From the table above, we can easily see that the state of São Paulo has the most institutions of the types Private with and without profits and Public State. The state of Minas Gerais leads in another important type such as Public Federal. In general most Public institutions are located in the south and southeast regions. Economic development is a candidate to explain this distribution of institutions, because it is straightforward that the richest region should have more structure in many areas, include education. Another interesting fact is that only a few states have institutions of the Special type; It could be theme for a further investigation and analysis. All the cells with “NA” means zero to the corresponding value.

5th class - Using readRDS

Reading data by using readRDS function

On previously class we have loaded the data3 by using the following code:

data3 <- read_delim("dados/DM_IES.CSV", 
                    "|", escape_double = FALSE, 
                    locale = locale(encoding = "ISO-8859-1"),
                    trim_ws = TRUE)

But now let’s use a function to improve your processing time to read and render the R Markdown document. Once we have loaded the data3, we create a new file from data3 using the saveRDS function and then restore it in a new object. So, now we have the same data but in a format that allows us to improve the processing time.

saveRDS(data3, file = "dados/data3.rds")

data3opt <- readRDS("data3.rds")

Bulding a bar plot

On the previously class we had summarize the categories of the higher education institutions per state in Brazil. Let’s now build a bar plot to summarize the same information but, this time, only with the state of Pernambuco.

bar_pe <- data3 %>% select(SGL_UF_IES, DS_CATEGORIA_ADMINISTRATIVA) %>%
  group_by(SGL_UF_IES, DS_CATEGORIA_ADMINISTRATIVA) %>%
  filter(SGL_UF_IES == "PE") %>% 
  count() %>% arrange(desc(n)) %>% 
  rename(State = SGL_UF_IES, Category = DS_CATEGORIA_ADMINISTRATIVA, N = n)  
pltbar_pe <- ggplot(bar_pe, aes(x = reorder(Category, N), y = N, fill = Category))
pltbar_pe +  geom_bar(stat = "Identity") + 
             ggtitle("Bar plot of the higher education institutions in Pernambuco ") + 
             xlab("Category") + ylab("Proportion") +
             theme(axis.text.x=element_text(angle=90,hjust=1,vjust=0.5))

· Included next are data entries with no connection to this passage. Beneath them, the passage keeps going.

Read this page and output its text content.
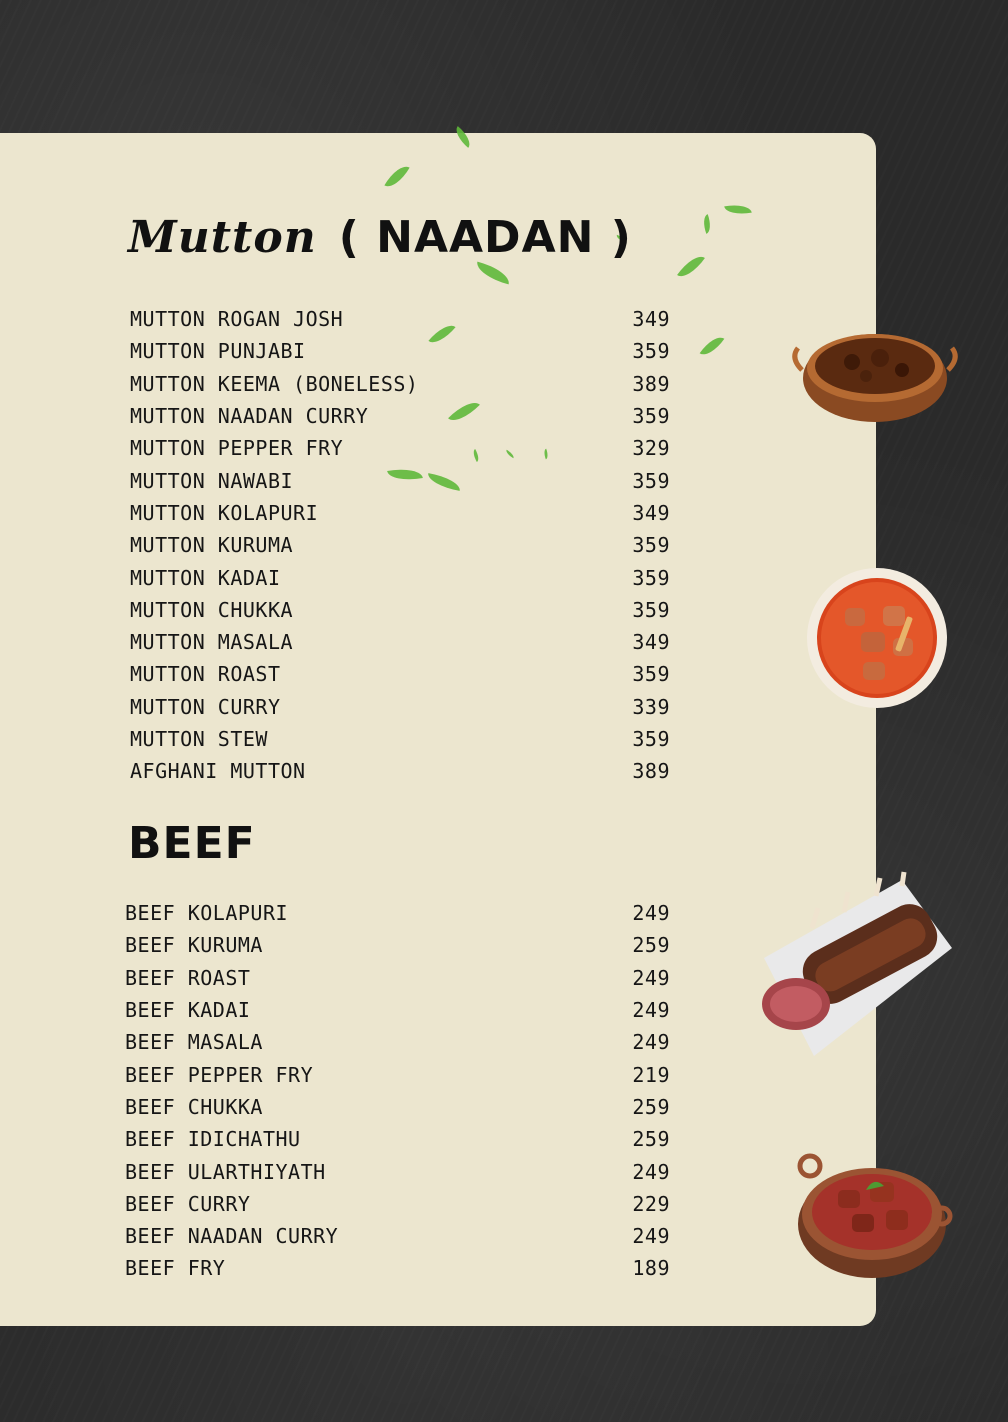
Mutton ( NAADAN )
MUTTON ROGAN JOSH	349
MUTTON PUNJABI	359
MUTTON KEEMA (BONELESS)	389
MUTTON NAADAN CURRY	359
MUTTON PEPPER FRY	329
MUTTON NAWABI	359
MUTTON KOLAPURI	349
MUTTON KURUMA	359
MUTTON KADAI	359
MUTTON CHUKKA	359
MUTTON MASALA	349
MUTTON ROAST	359
MUTTON CURRY	339
MUTTON STEW	359
AFGHANI MUTTON	389
BEEF
BEEF KOLAPURI	249
BEEF KURUMA	259
BEEF ROAST	249
BEEF KADAI	249
BEEF MASALA	249
BEEF PEPPER FRY	219
BEEF CHUKKA	259
BEEF IDICHATHU	259
BEEF ULARTHIYATH	249
BEEF CURRY	229
BEEF NAADAN CURRY	249
BEEF FRY	189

bar_pe <- data3 %>% select(SGL_UF_IES, DS_CATEGORIA_ADMINISTRATIVA) %>%
  group_by(SGL_UF_IES, DS_CATEGORIA_ADMINISTRATIVA) %>%
  filter(SGL_UF_IES == "PE") %>% 
  count() %>% arrange(desc(n)) %>% 
  rename(State = SGL_UF_IES, Category = DS_CATEGORIA_ADMINISTRATIVA, N = n) %>% 
  ungroup %>% 
  mutate(Frequency = N/sum(N)) %>% mutate(Category = factor(Category, levels = Category))
bar_pe$Category <- c("Private without profits", "Private with profits", "Public County", 
                     "Public Federal", "Special", "Public State")
pltbar_pe2 <- ggplot(bar_pe, aes(x = reorder(Category, N), y = N, fill = Category))
pltbar_pe2 +  geom_bar(stat = "Identity") + guides(fill = "none") +
              ggtitle("Bar plot of the higher education institutions
                      in Pernambuco ") + xlab("Category") +
              coord_flip() + geom_label(aes(label = round(Frequency*100))) + 
              scale_fill_brewer(palette = "YlGn", direction = -1)

As we can see in the graphic above, private with and without profits categories represents approximately 73% of the total. The public county category comes next with approximately 19% of the institutions. The categories public federal and state and special represents less than 9% of institutions presents in the state. In particular, the public state category has the smallest percentage which equals 1%, approximately.

Let’s now build another bar plot but now we are interesting in the comparison between the states of Pernambuco and Paraíba, both in the northeast region of Brazil.

bar_pepb <- data3 %>% select(SGL_UF_IES, DS_CATEGORIA_ADMINISTRATIVA) %>%
  group_by(SGL_UF_IES, DS_CATEGORIA_ADMINISTRATIVA) %>%
  filter(SGL_UF_IES == "PE" | SGL_UF_IES == "PB") %>% 
  count() %>% arrange(desc(n)) %>% 
  rename(State = SGL_UF_IES, Category = DS_CATEGORIA_ADMINISTRATIVA, N = n) %>% 
  ungroup %>% 
  mutate(Frequency = N/sum(N))
pltbar_pepb <- ggplot(bar_pepb, aes(x = reorder(Category, Frequency), y = Frequency, fill = State))
pltbar_pepb +  geom_bar(stat = "identity", position = "dodge") + 
               ggtitle("Bar plot of the higher education institutions 
    between Pernambuco and Paraíba") + xlab("Category") + coord_flip()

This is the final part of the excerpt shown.